No doubt, all of these measures have come as a slap in the face for the thousands of RMT members who kept the railway and our country going through the pandemic, putting their own lives and the lives of their loved ones at risk by continuing to go out each day to work. Having clapped for these essential workers every week, it’s quite obscene to see Conservative MPs now using the fact that rail services continued throughout the pandemic as an argument for strike busting. 

What’s more, Boris Johnson’s intention to bring forward plans to enable train operating companies to replace employees with agency workers, makes a total mockery of his feigned outrage when similar tactics were employed by P&O Ferries bosses just three months ago. 

Instead, the lesson those in power should have learnt from the Covid crisis and the recent debacle over the rights and conditions of our seafarers, is that the same workers who transported goods and other key workers up and down the country now deserve a rise in their wages to keep up with soaring inflation, and the assurance of job security, with no diminution of their terms and conditions.

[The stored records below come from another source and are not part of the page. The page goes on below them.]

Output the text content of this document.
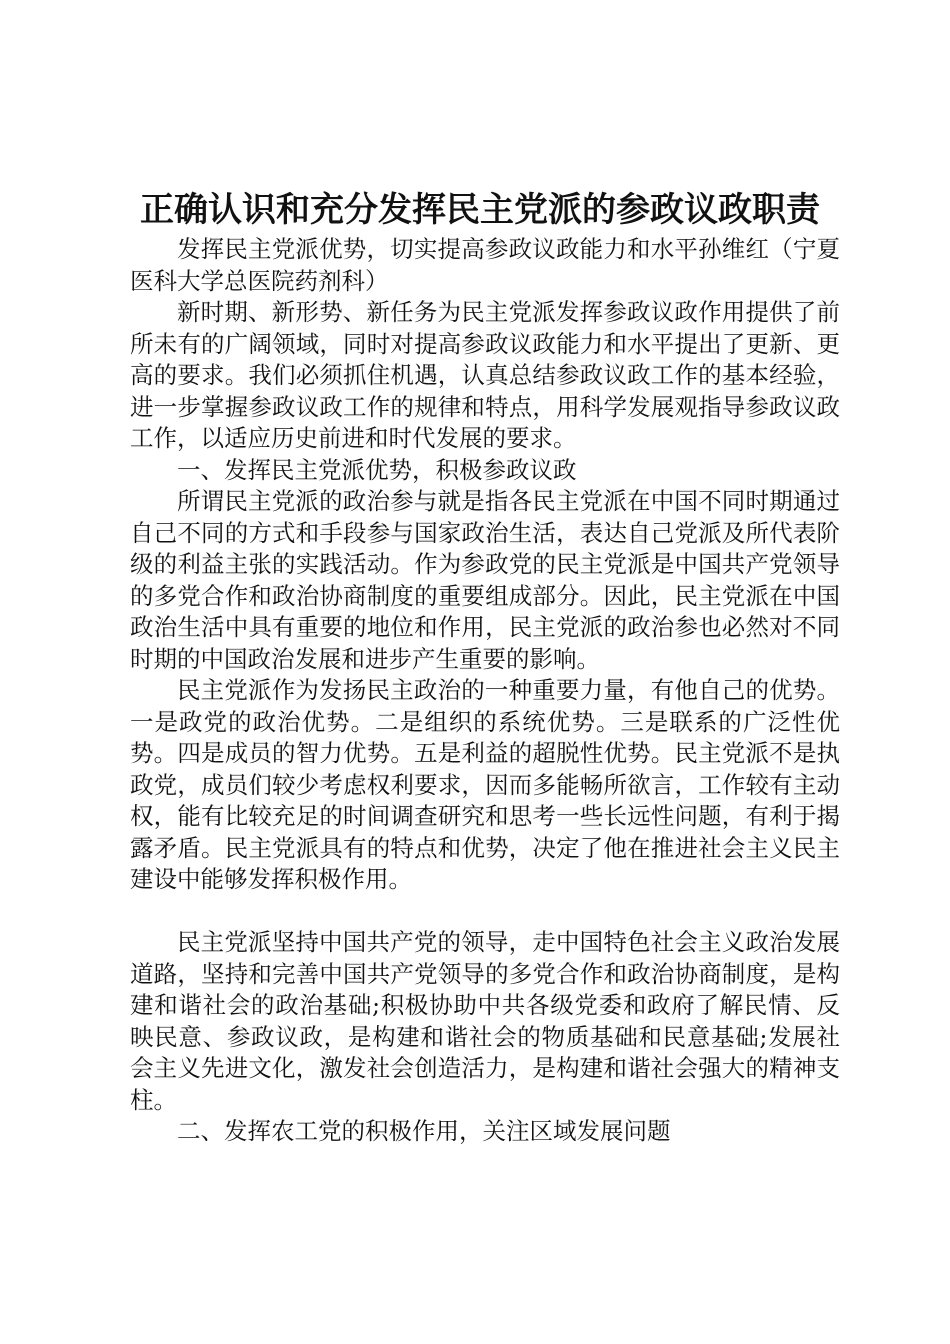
正确认识和充分发挥民主党派的参政议政职责

发挥民主党派优势，切实提高参政议政能力和水平孙维红（宁夏医科大学总医院药剂科）

新时期、新形势、新任务为民主党派发挥参政议政作用提供了前所未有的广阔领域，同时对提高参政议政能力和水平提出了更新、更高的要求。我们必须抓住机遇，认真总结参政议政工作的基本经验，进一步掌握参政议政工作的规律和特点，用科学发展观指导参政议政工作，以适应历史前进和时代发展的要求。

一、发挥民主党派优势，积极参政议政

所谓民主党派的政治参与就是指各民主党派在中国不同时期通过自己不同的方式和手段参与国家政治生活，表达自己党派及所代表阶级的利益主张的实践活动。作为参政党的民主党派是中国共产党领导的多党合作和政治协商制度的重要组成部分。因此，民主党派在中国政治生活中具有重要的地位和作用，民主党派的政治参也必然对不同时期的中国政治发展和进步产生重要的影响。

民主党派作为发扬民主政治的一种重要力量，有他自己的优势。一是政党的政治优势。二是组织的系统优势。三是联系的广泛性优势。四是成员的智力优势。五是利益的超脱性优势。民主党派不是执政党，成员们较少考虑权利要求，因而多能畅所欲言，工作较有主动权，能有比较充足的时间调查研究和思考一些长远性问题，有利于揭露矛盾。民主党派具有的特点和优势，决定了他在推进社会主义民主建设中能够发挥积极作用。

民主党派坚持中国共产党的领导，走中国特色社会主义政治发展道路，坚持和完善中国共产党领导的多党合作和政治协商制度，是构建和谐社会的政治基础;积极协助中共各级党委和政府了解民情、反映民意、参政议政，是构建和谐社会的物质基础和民意基础;发展社会主义先进文化，激发社会创造活力，是构建和谐社会强大的精神支柱。

二、发挥农工党的积极作用，关注区域发展问题
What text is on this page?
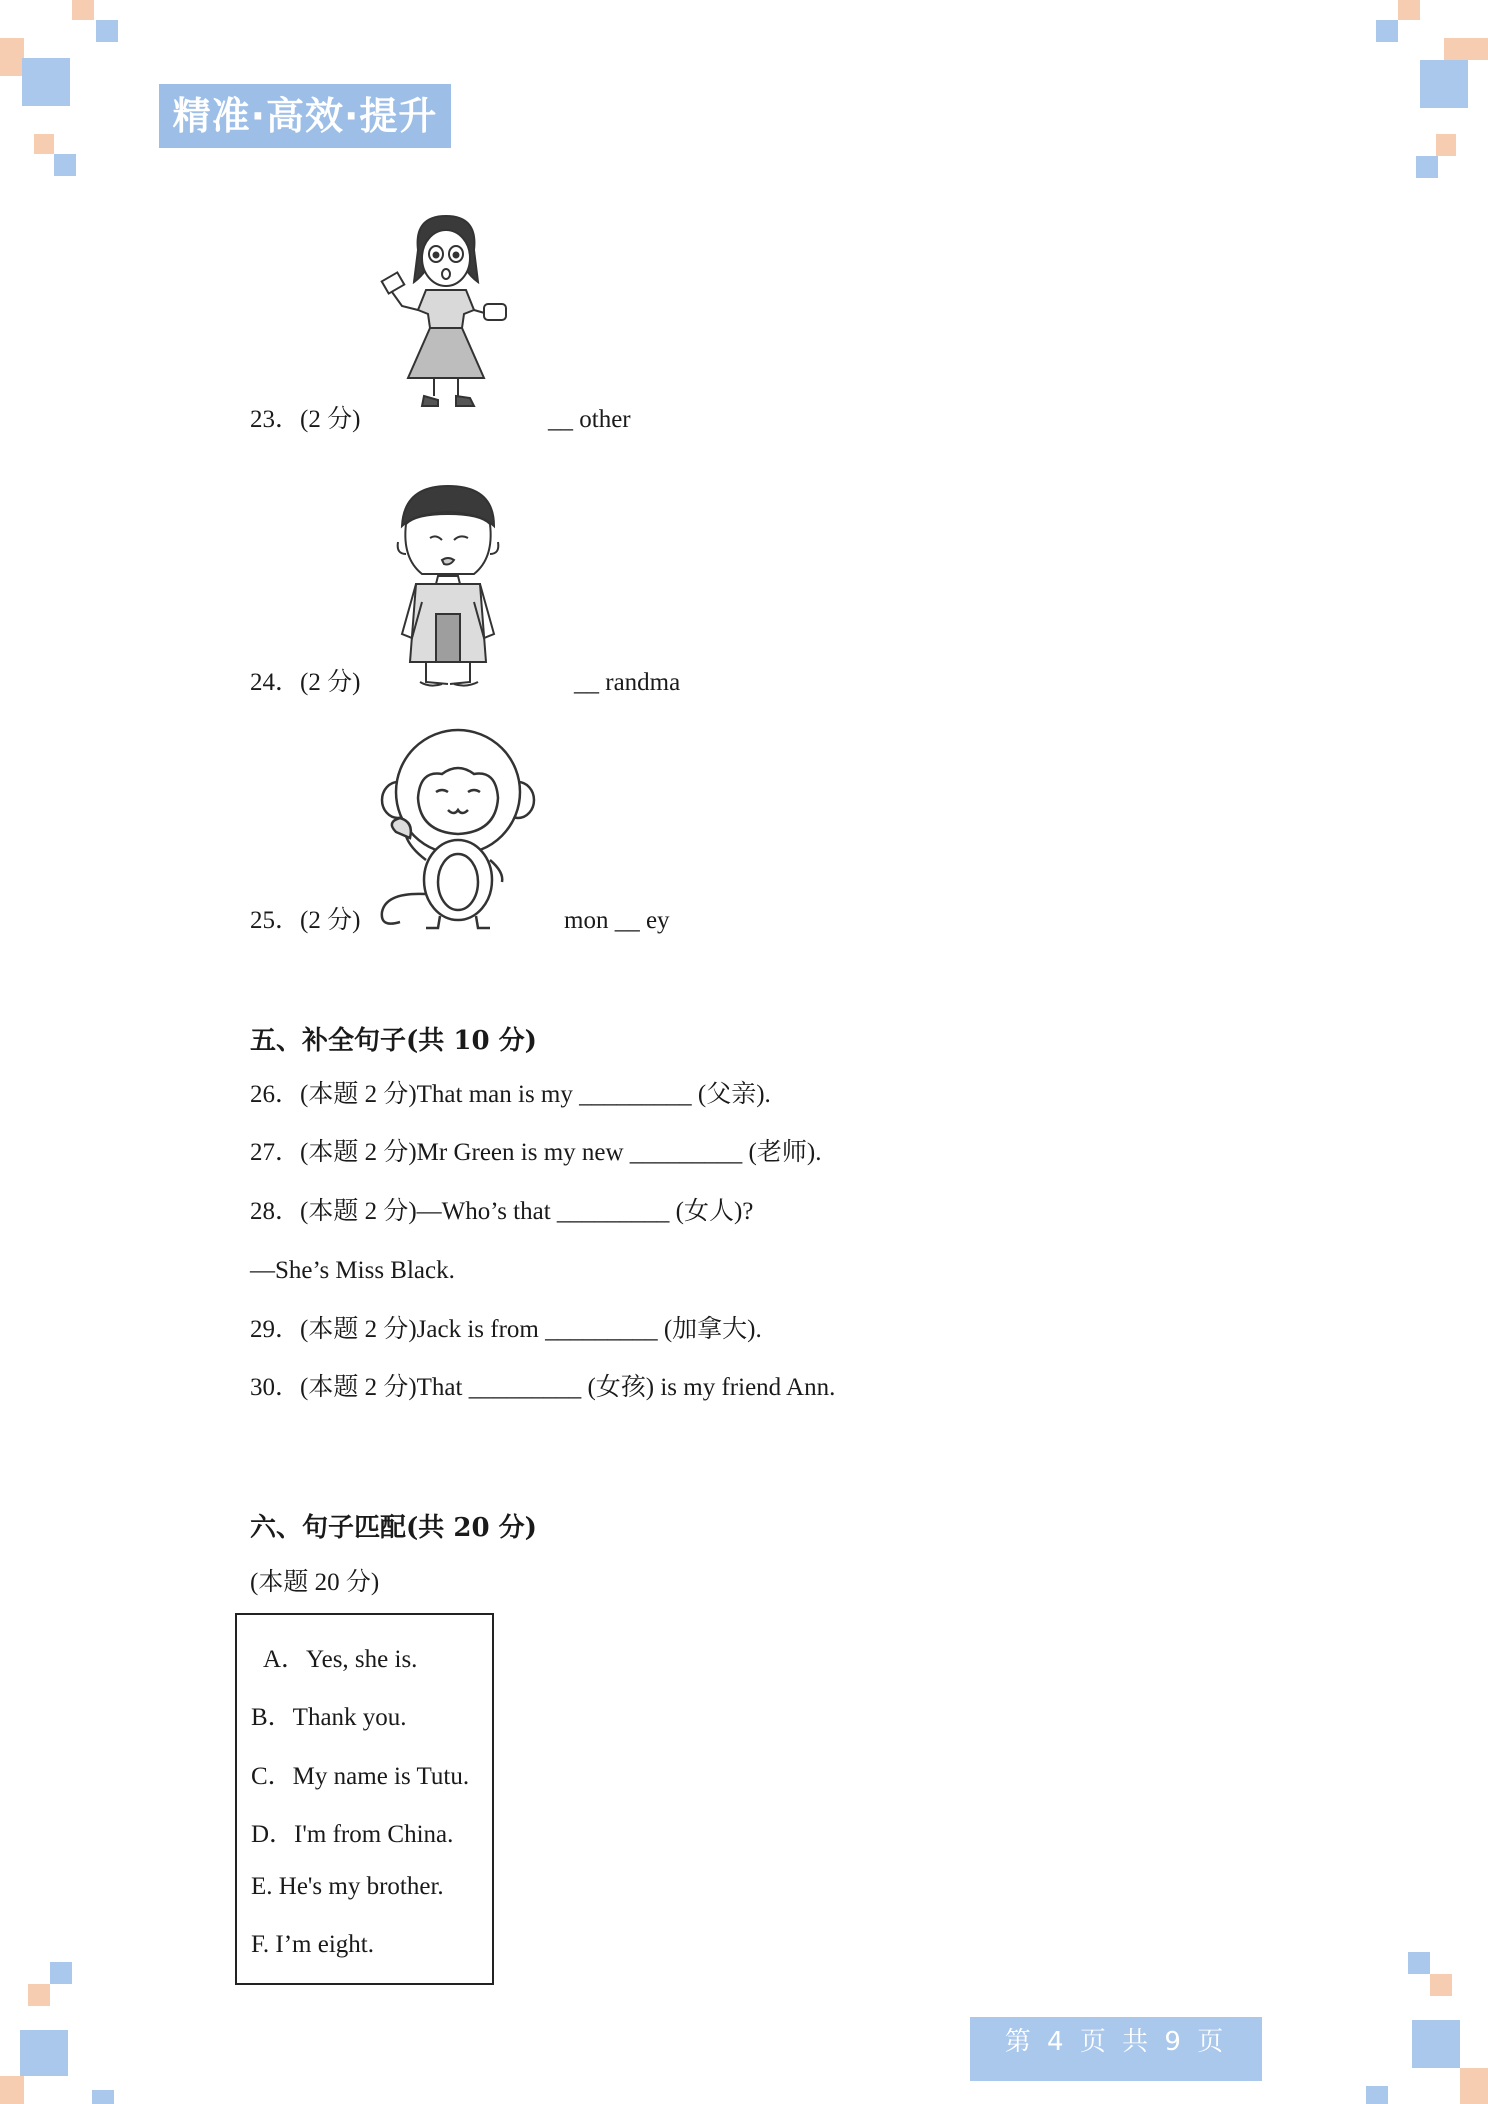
精准·高效·提升
23．(2 分)	__ other
24．(2 分)	__ randma
25．(2 分)	mon __ ey
五、补全句子(共 10 分)
26．(本题 2 分)That man is my _________ (父亲).
27．(本题 2 分)Mr Green is my new _________ (老师).
28．(本题 2 分)—Who’s that _________ (女人)?
—She’s Miss Black.
29．(本题 2 分)Jack is from _________ (加拿大).
30．(本题 2 分)That _________ (女孩) is my friend Ann.
六、句子匹配(共 20 分)
(本题 20 分)
A．Yes, she is.
B．Thank you.
C．My name is Tutu.
D．I'm from China.
E. He's my brother.
F. I’m eight.
第 4 页 共 9 页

The RMT’s dispute is an opportunity for Labour to demonstrate whose side it is on in the cost-of-living crisis. It is also an opportunity to make the case against a broken privatised rail system which puts the interests of shareholders above that of the workers running the railway, leaves passengers paying extortionate fares, and has taxpayers shelling out millions of pounds in subsidies.

As Shadow Transport Secretary, I produced a blueprint for a renationalised railway, which would remove the political interference of politicians and include trade unions as part of its management structure, removing the antagonistic relationship between workers and management that has characterised privatisation, and would create a railway that was run in the interests of the public good not private profit. Now is not the time to shy away from making the case for the changes the railway and the nation so desperately need.

The country is at a pivotal moment. In the war being waged on the living standards of the working class, workers are organising to defend their pay, terms and conditions. In the words the General Secretary of the RMT, Mick Lynch, ‘If you’re not bargaining, you’re begging, and the British working class should not have to beg.’ 

The Labour Party leadership needs to stop fence-sitting and wholeheartedly back not just the RMT but all workers who are taking action to protect their livelihoods. If we do not provide support to working people, we should not expect their support in return. Labour must always have the courage of its conviction and provide rail workers with the support they deserve.